The virustotal analysis only proves that the file itself contains no malware. It is easy to create an app that downloads something dodgy without the binary actually containing anything dodgy itself. If you think that the behaviour of the app is benign then please explain its operation and the presence of write.exe in c:\WinToolkit_mount, with permissions designed to prevent its removal.

[andrum99]

You can send as many cease and desist requests as you like. Last time I looked, fair comment was a defence for defamation, I am not required to publish your comments. For example, something is fair comment if it is factually accurate, as is the case with my observations.

[Kelsenellenelvian]

Yet it is not accurate at all. I have already received a ticket number and assurance that it is being looked into and I did further ACTUAL investigation and checking on the installer.

 

(See trusted installer AGAIN) you cannot delete anything in that folder while it is mounted.
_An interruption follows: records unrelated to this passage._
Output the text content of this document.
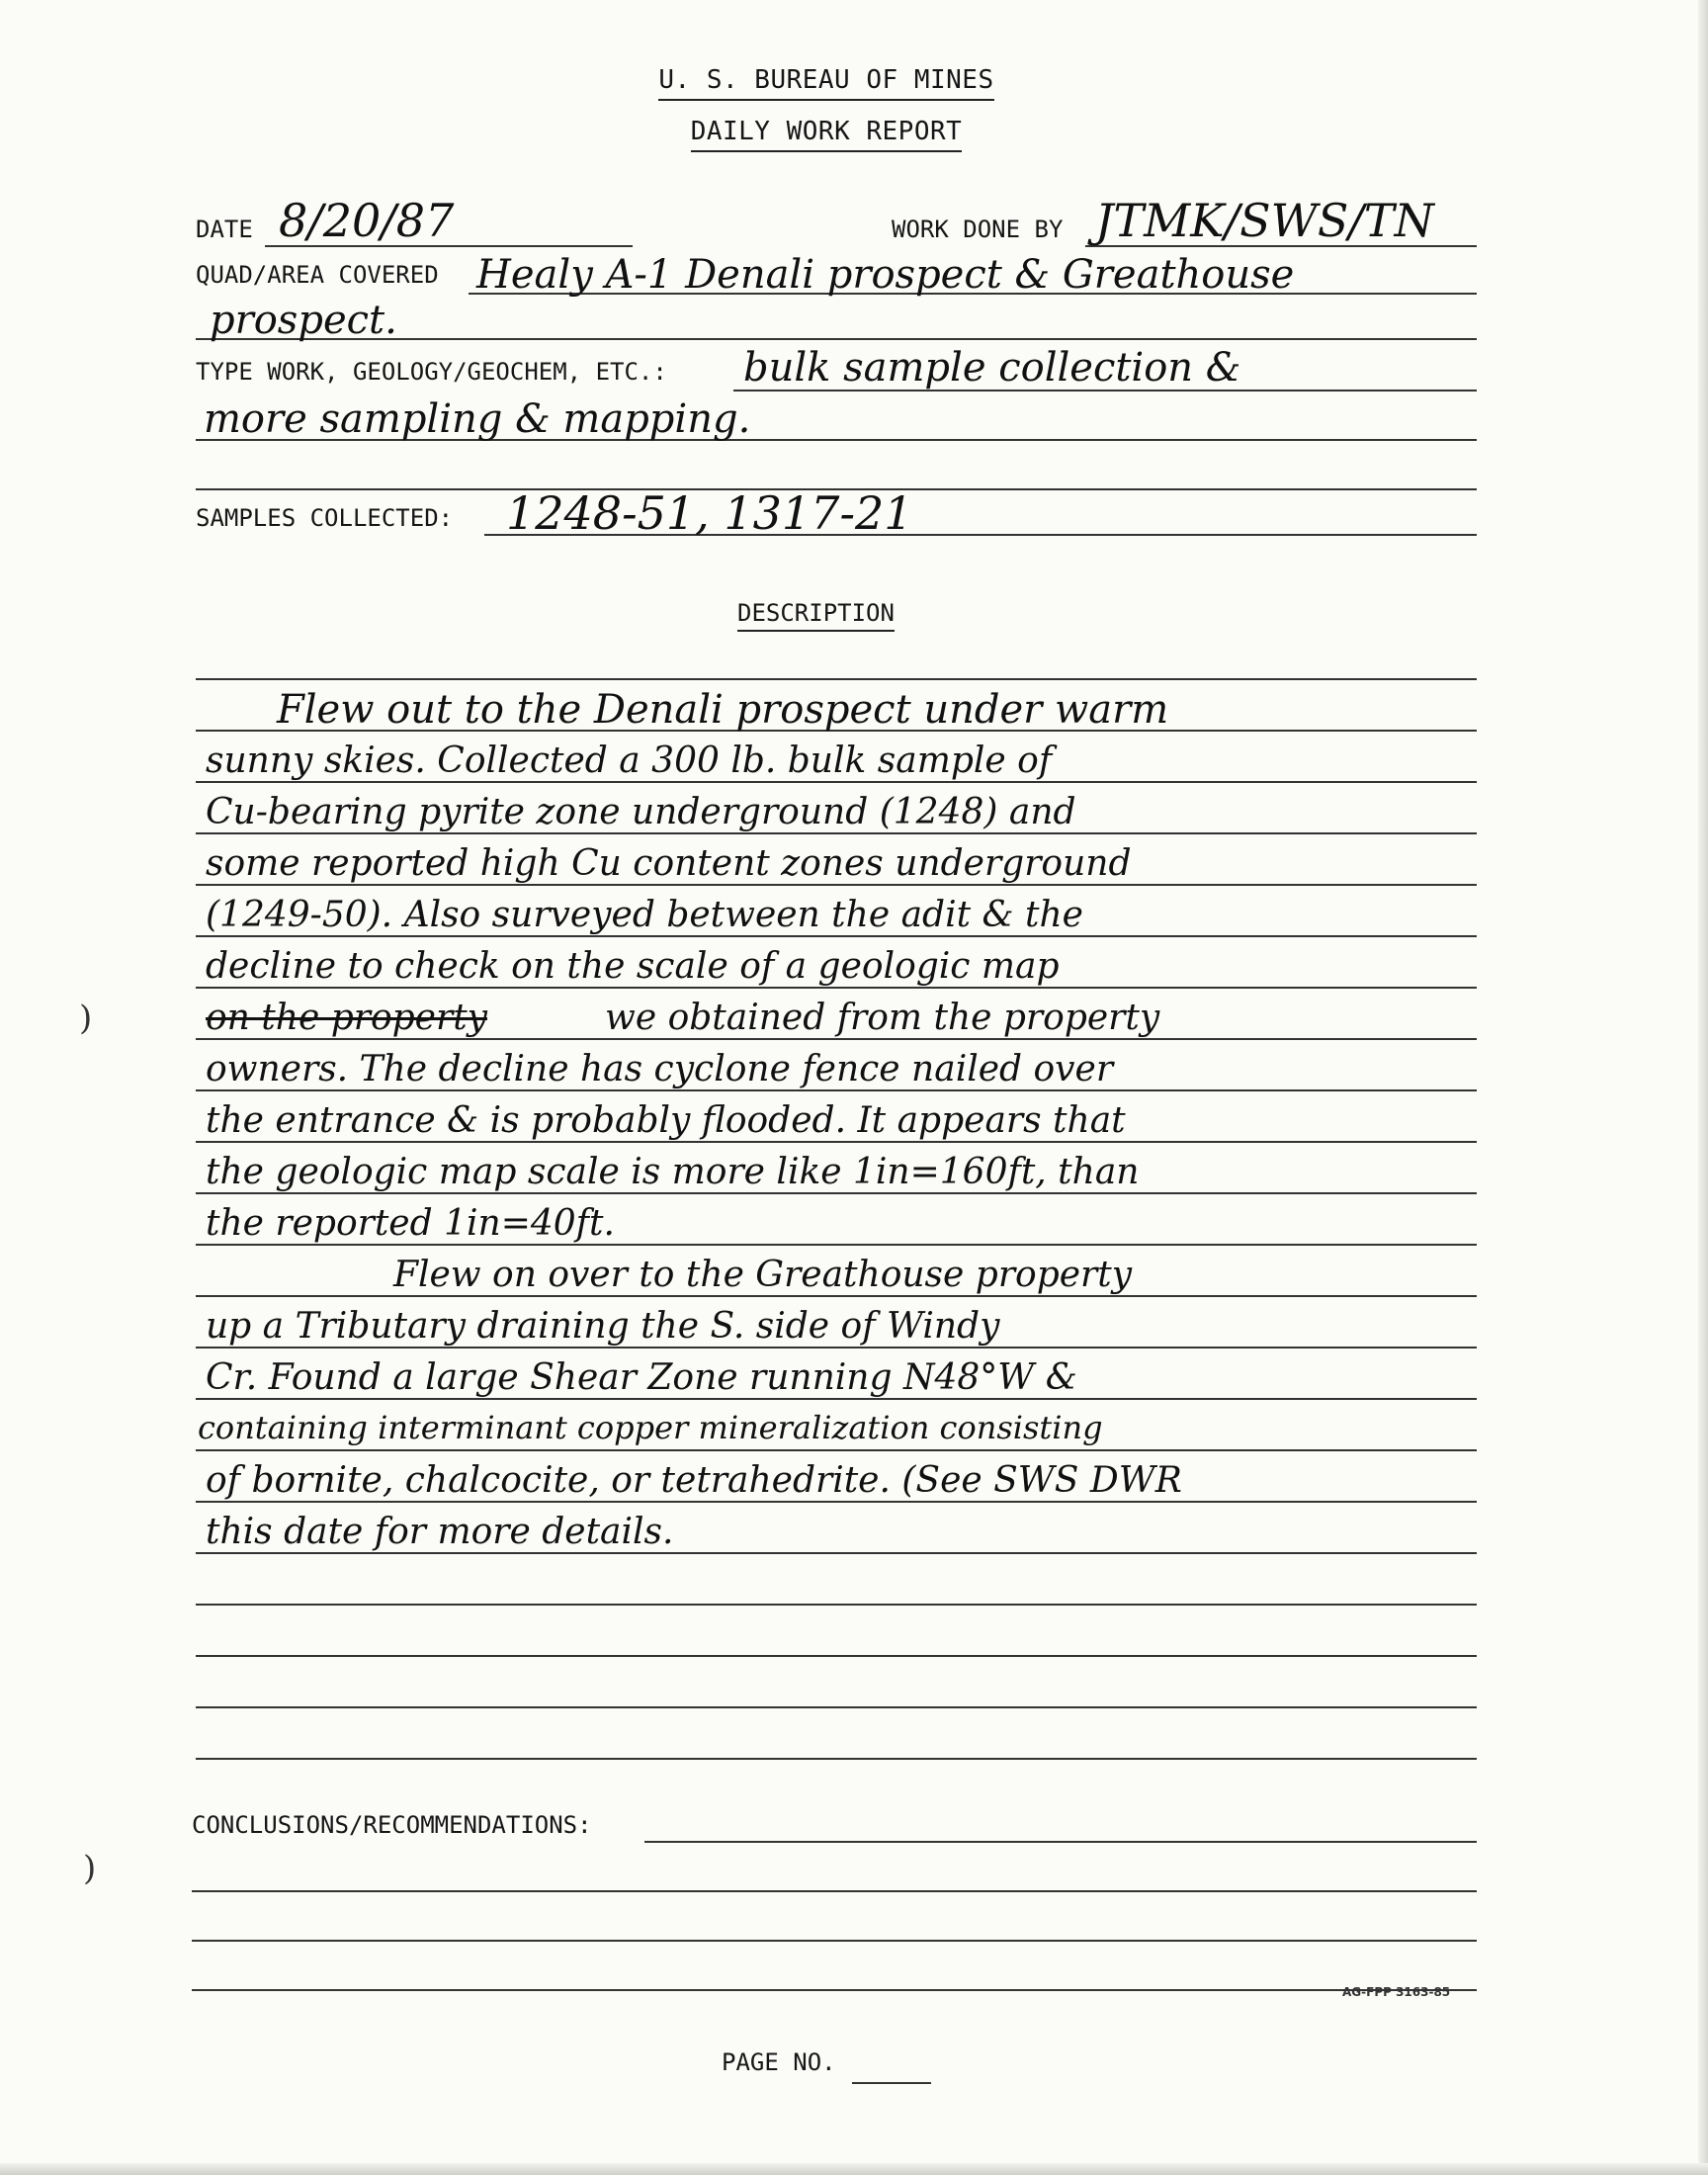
U. S. BUREAU OF MINES
DAILY WORK REPORT
DATE 8/20/87	WORK DONE BY JTMK/SWS/TN
QUAD/AREA COVERED Healy A-1 Denali prospect & Greathouse
prospect.
TYPE WORK, GEOLOGY/GEOCHEM, ETC.: bulk sample collection &
more sampling & mapping.
SAMPLES COLLECTED: 1248-51, 1317-21
DESCRIPTION
Flew out to the Denali prospect under warm
sunny skies. Collected a 300 lb. bulk sample of
Cu-bearing pyrite zone underground (1248) and
some reported high Cu content zones underground
(1249-50). Also surveyed between the adit & the
decline to check on the scale of a geologic map
on the property	we obtained from the property
owners. The decline has cyclone fence nailed over
the entrance & is probably flooded. It appears that
the geologic map scale is more like 1in=160ft, than
the reported 1in=40ft.
Flew on over to the Greathouse property
up a Tributary draining the S. side of Windy
Cr. Found a large Shear Zone running N48°W &
containing interminant copper mineralization consisting
of bornite, chalcocite, or tetrahedrite. (See SWS DWR
this date for more details.
CONCLUSIONS/RECOMMENDATIONS:
AG-FPP 3163-85
PAGE NO.
)
)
Wim management 101 (IT Professional again?)

 

Windows by defaut while managing a mounted win protects most of it in the same way as the main system files.

 

Here is another scan and also a screenshot:

 

http://r.virscan.org/report/49b57c175cf3409a270c855d4063b21d

 

The only piece of adware that the installer contains is this and it as you can see is opt out.

 

 

Now if you were to dumb to not skip it we have no control over what it does that is fully your fault NOT wintoolkits!

 

Claiming that is wintoolkits fault is damaging and inflammatory and that's what I reported you for.

[Kelsenellenelvian]

Further more write.exe (Yes the old one with the 3.1 icon!) IS a file inside the wim you mounted with the toolkit it was not downloaded and placed there by the toolkit! It comes in the wim file MS put on the disk!!!

 

Holy crap I thought you were a it pro?

 

Proof for your self look in the Windows folder of a wim (You can open it with 7z) and you'll see it there. And in the system32 folder and in other folders too.

 

LOL its the same damned file you have in your windows folder on your running system too. (I'll wait go look) Now once you find it try to delete that one...

[andrum99]

I have reverted my blog post to draft, as this is the quickest way to blank it just now, while I further investigate this. It seems I may have been mistaken. I did also use another product on my system just before running WinToolkit so perhaps it is to blame. The product I used was called Windows Updates Downloader, but again this is another apparently legitimate application. Apologies if I have gone off half cocked on this one - I did panic slightly. I will run the portable installer in a VM with wireshark running and see what it looks like.

[Kelsenellenelvian]

While I may not think highly of your claim of being an IT Professional I will admit that your realization and public admittance or your half cocked-ness is a great thing and it takes a big person to stand up and admit fault like that.

 

Thank you.

[andrum99]

Just a small point - why did you file a complaint with Sky rather than blogger? Just wondering.

[Kelsenellenelvian]

It was easier to contact them and they would take much quicker action that blogger.

 

WinToolkit, while being freeware does have a good name to protect and WinCert is technically a business that relies on the income from ads and donations.

 

You defamation of the two without the ability to post counterpoints could be damaging.

 

Especially since the readers you have (Albeit probably not that great a number) only got one side of the story and could not or likely would not check for themselves.

[andrum99]

I am drafting a full retraction, to be issued when, as I expect, Wireshark turns up nothing untoward. Expect it in the next hour or 2.